A mobilização é liderada pelo Sindicato dos Trabalhadores em Educação de Goiás (Sintego) e ocorre em meio ao impasse com a Prefeitura de Goiânia sobre a reformulação do Plano de Carreira dos servidores administrativos da educação.

Na última assembleia extraordinária, realizada em 3 de agosto, a categoria rejeitou por unanimidade a proposta apresentada pelo Paço Municipal, que previa a redução dos percentuais entre níveis e letras da carreira. Segundo os trabalhadores, a medida não representa valorização profissional.

Na ocasião, também foi aprovada uma contraproposta, encaminhada pela comissão de negociação — formada pela presidenta em exercício do Sintego, Ludmylla Morais; pela deputada estadual Bia de Lima; e por representantes dos cargos administrativos da rede.
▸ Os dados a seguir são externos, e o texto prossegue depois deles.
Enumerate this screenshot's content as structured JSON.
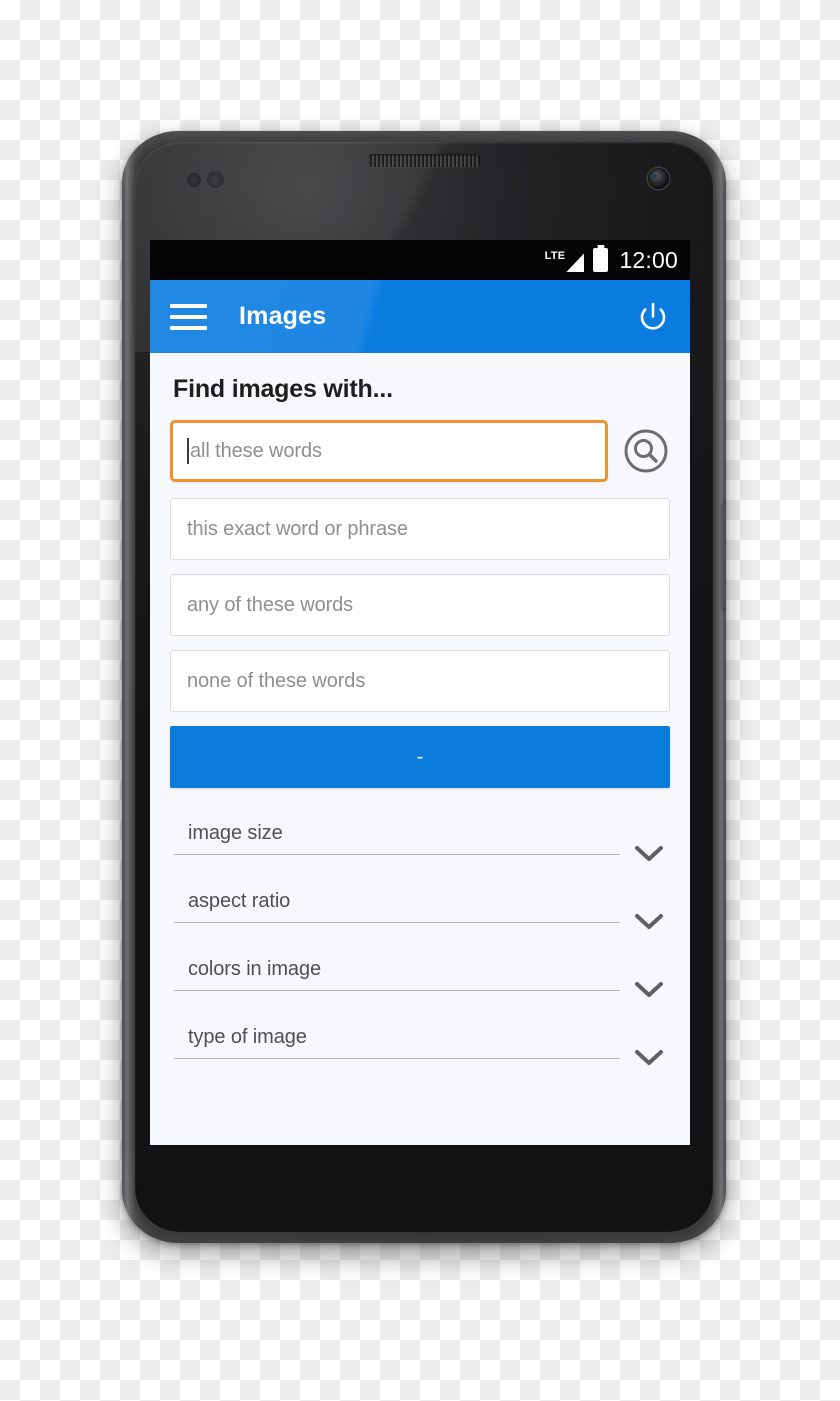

Sem avanço nas tratativas até esta segunda-feira, 10, a assembleia foi marcada por divisão entre os servidores, resultando no empate que adiou a decisão sobre a greve.
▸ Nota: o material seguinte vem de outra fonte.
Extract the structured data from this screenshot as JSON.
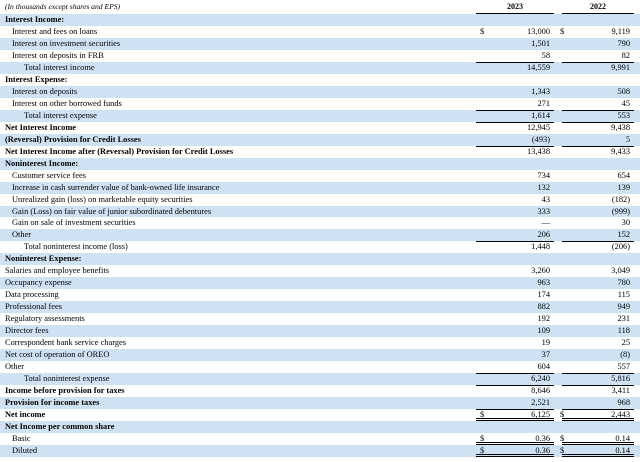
{
  "header": {
    "note": "(In thousands except shares and EPS)",
    "year_current": "2023",
    "year_prior": "2022"
  },
  "rows": [
    {
      "label": "Interest Income:",
      "v1": "",
      "v2": "",
      "indent": 0,
      "bold": true,
      "shade": true,
      "dollar": false,
      "top_rule": false,
      "bottom_rule": ""
    },
    {
      "label": "Interest and fees on loans",
      "v1": "13,000",
      "v2": "9,119",
      "indent": 1,
      "bold": false,
      "shade": false,
      "dollar": true,
      "top_rule": false,
      "bottom_rule": ""
    },
    {
      "label": "Interest on investment securities",
      "v1": "1,501",
      "v2": "790",
      "indent": 1,
      "bold": false,
      "shade": true,
      "dollar": false,
      "top_rule": false,
      "bottom_rule": ""
    },
    {
      "label": "Interest on deposits in FRB",
      "v1": "58",
      "v2": "82",
      "indent": 1,
      "bold": false,
      "shade": false,
      "dollar": false,
      "top_rule": false,
      "bottom_rule": ""
    },
    {
      "label": "Total interest income",
      "v1": "14,559",
      "v2": "9,991",
      "indent": 2,
      "bold": false,
      "shade": true,
      "dollar": false,
      "top_rule": true,
      "bottom_rule": ""
    },
    {
      "label": "Interest Expense:",
      "v1": "",
      "v2": "",
      "indent": 0,
      "bold": true,
      "shade": false,
      "dollar": false,
      "top_rule": false,
      "bottom_rule": ""
    },
    {
      "label": "Interest on deposits",
      "v1": "1,343",
      "v2": "508",
      "indent": 1,
      "bold": false,
      "shade": true,
      "dollar": false,
      "top_rule": false,
      "bottom_rule": ""
    },
    {
      "label": "Interest on other borrowed funds",
      "v1": "271",
      "v2": "45",
      "indent": 1,
      "bold": false,
      "shade": false,
      "dollar": false,
      "top_rule": false,
      "bottom_rule": ""
    },
    {
      "label": "Total interest expense",
      "v1": "1,614",
      "v2": "553",
      "indent": 2,
      "bold": false,
      "shade": true,
      "dollar": false,
      "top_rule": true,
      "bottom_rule": ""
    },
    {
      "label": "Net Interest Income",
      "v1": "12,945",
      "v2": "9,438",
      "indent": 0,
      "bold": true,
      "shade": false,
      "dollar": false,
      "top_rule": true,
      "bottom_rule": ""
    },
    {
      "label": "(Reversal) Provision for Credit Losses",
      "v1": "(493)",
      "v2": "5",
      "indent": 0,
      "bold": true,
      "shade": true,
      "dollar": false,
      "top_rule": false,
      "bottom_rule": ""
    },
    {
      "label": "Net Interest Income after (Reversal) Provision for Credit Losses",
      "v1": "13,438",
      "v2": "9,433",
      "indent": 0,
      "bold": true,
      "shade": false,
      "dollar": false,
      "top_rule": true,
      "bottom_rule": ""
    },
    {
      "label": "Noninterest Income:",
      "v1": "",
      "v2": "",
      "indent": 0,
      "bold": true,
      "shade": true,
      "dollar": false,
      "top_rule": false,
      "bottom_rule": ""
    },
    {
      "label": "Customer service fees",
      "v1": "734",
      "v2": "654",
      "indent": 1,
      "bold": false,
      "shade": false,
      "dollar": false,
      "top_rule": false,
      "bottom_rule": ""
    },
    {
      "label": "Increase in cash surrender value of bank-owned life insurance",
      "v1": "132",
      "v2": "139",
      "indent": 1,
      "bold": false,
      "shade": true,
      "dollar": false,
      "top_rule": false,
      "bottom_rule": ""
    },
    {
      "label": "Unrealized gain (loss) on marketable equity securities",
      "v1": "43",
      "v2": "(182)",
      "indent": 1,
      "bold": false,
      "shade": false,
      "dollar": false,
      "top_rule": false,
      "bottom_rule": ""
    },
    {
      "label": "Gain (Loss) on fair value of junior subordinated debentures",
      "v1": "333",
      "v2": "(999)",
      "indent": 1,
      "bold": false,
      "shade": true,
      "dollar": false,
      "top_rule": false,
      "bottom_rule": ""
    },
    {
      "label": "Gain on sale of investment securities",
      "v1": "—",
      "v2": "30",
      "indent": 1,
      "bold": false,
      "shade": false,
      "dollar": false,
      "top_rule": false,
      "bottom_rule": ""
    },
    {
      "label": "Other",
      "v1": "206",
      "v2": "152",
      "indent": 1,
      "bold": false,
      "shade": true,
      "dollar": false,
      "top_rule": false,
      "bottom_rule": ""
    },
    {
      "label": "Total noninterest income (loss)",
      "v1": "1,448",
      "v2": "(206)",
      "indent": 2,
      "bold": false,
      "shade": false,
      "dollar": false,
      "top_rule": true,
      "bottom_rule": ""
    },
    {
      "label": "Noninterest Expense:",
      "v1": "",
      "v2": "",
      "indent": 0,
      "bold": true,
      "shade": true,
      "dollar": false,
      "top_rule": false,
      "bottom_rule": ""
    },
    {
      "label": "Salaries and employee benefits",
      "v1": "3,260",
      "v2": "3,049",
      "indent": 0,
      "bold": false,
      "shade": false,
      "dollar": false,
      "top_rule": false,
      "bottom_rule": ""
    },
    {
      "label": "Occupancy expense",
      "v1": "963",
      "v2": "780",
      "indent": 0,
      "bold": false,
      "shade": true,
      "dollar": false,
      "top_rule": false,
      "bottom_rule": ""
    },
    {
      "label": "Data processing",
      "v1": "174",
      "v2": "115",
      "indent": 0,
      "bold": false,
      "shade": false,
      "dollar": false,
      "top_rule": false,
      "bottom_rule": ""
    },
    {
      "label": "Professional fees",
      "v1": "882",
      "v2": "949",
      "indent": 0,
      "bold": false,
      "shade": true,
      "dollar": false,
      "top_rule": false,
      "bottom_rule": ""
    },
    {
      "label": "Regulatory assessments",
      "v1": "192",
      "v2": "231",
      "indent": 0,
      "bold": false,
      "shade": false,
      "dollar": false,
      "top_rule": false,
      "bottom_rule": ""
    },
    {
      "label": "Director fees",
      "v1": "109",
      "v2": "118",
      "indent": 0,
      "bold": false,
      "shade": true,
      "dollar": false,
      "top_rule": false,
      "bottom_rule": ""
    },
    {
      "label": "Correspondent bank service charges",
      "v1": "19",
      "v2": "25",
      "indent": 0,
      "bold": false,
      "shade": false,
      "dollar": false,
      "top_rule": false,
      "bottom_rule": ""
    },
    {
      "label": "Net cost of operation of OREO",
      "v1": "37",
      "v2": "(8)",
      "indent": 0,
      "bold": false,
      "shade": true,
      "dollar": false,
      "top_rule": false,
      "bottom_rule": ""
    },
    {
      "label": "Other",
      "v1": "604",
      "v2": "557",
      "indent": 0,
      "bold": false,
      "shade": false,
      "dollar": false,
      "top_rule": false,
      "bottom_rule": ""
    },
    {
      "label": "Total noninterest expense",
      "v1": "6,240",
      "v2": "5,816",
      "indent": 2,
      "bold": false,
      "shade": true,
      "dollar": false,
      "top_rule": true,
      "bottom_rule": ""
    },
    {
      "label": "Income before provision for taxes",
      "v1": "8,646",
      "v2": "3,411",
      "indent": 0,
      "bold": true,
      "shade": false,
      "dollar": false,
      "top_rule": true,
      "bottom_rule": ""
    },
    {
      "label": "Provision for income taxes",
      "v1": "2,521",
      "v2": "968",
      "indent": 0,
      "bold": true,
      "shade": true,
      "dollar": false,
      "top_rule": false,
      "bottom_rule": ""
    },
    {
      "label": "Net income",
      "v1": "6,125",
      "v2": "2,443",
      "indent": 0,
      "bold": true,
      "shade": false,
      "dollar": true,
      "top_rule": true,
      "bottom_rule": "double"
    },
    {
      "label": "Net Income per common share",
      "v1": "",
      "v2": "",
      "indent": 0,
      "bold": true,
      "shade": true,
      "dollar": false,
      "top_rule": false,
      "bottom_rule": ""
    },
    {
      "label": "Basic",
      "v1": "0.36",
      "v2": "0.14",
      "indent": 1,
      "bold": false,
      "shade": false,
      "dollar": true,
      "top_rule": false,
      "bottom_rule": "double"
    },
    {
      "label": "Diluted",
      "v1": "0.36",
      "v2": "0.14",
      "indent": 1,
      "bold": false,
      "shade": true,
      "dollar": true,
      "top_rule": false,
      "bottom_rule": "double"
    }
  ],
  "currency_symbol": "$",
  "colors": {
    "shade": "#cfe2f3",
    "text": "#000000",
    "rule": "#000000"
  }
}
Prefeitura diz não ter sido notificada

A Prefeitura de Goiânia informou que não recebeu comunicação oficial sobre eventual paralisação. Segundo a gestão, há prazos legais a serem cumpridos antes da deflagração de greve, incluindo a notificação prévia às famílias dos alunos.

A expectativa agora é que a nova assembleia, prevista para os próximos dias, defina se a categoria irá ou não iniciar a greve, o que pode impactar o funcionamento das unidades escolares e administrativas da rede municipal.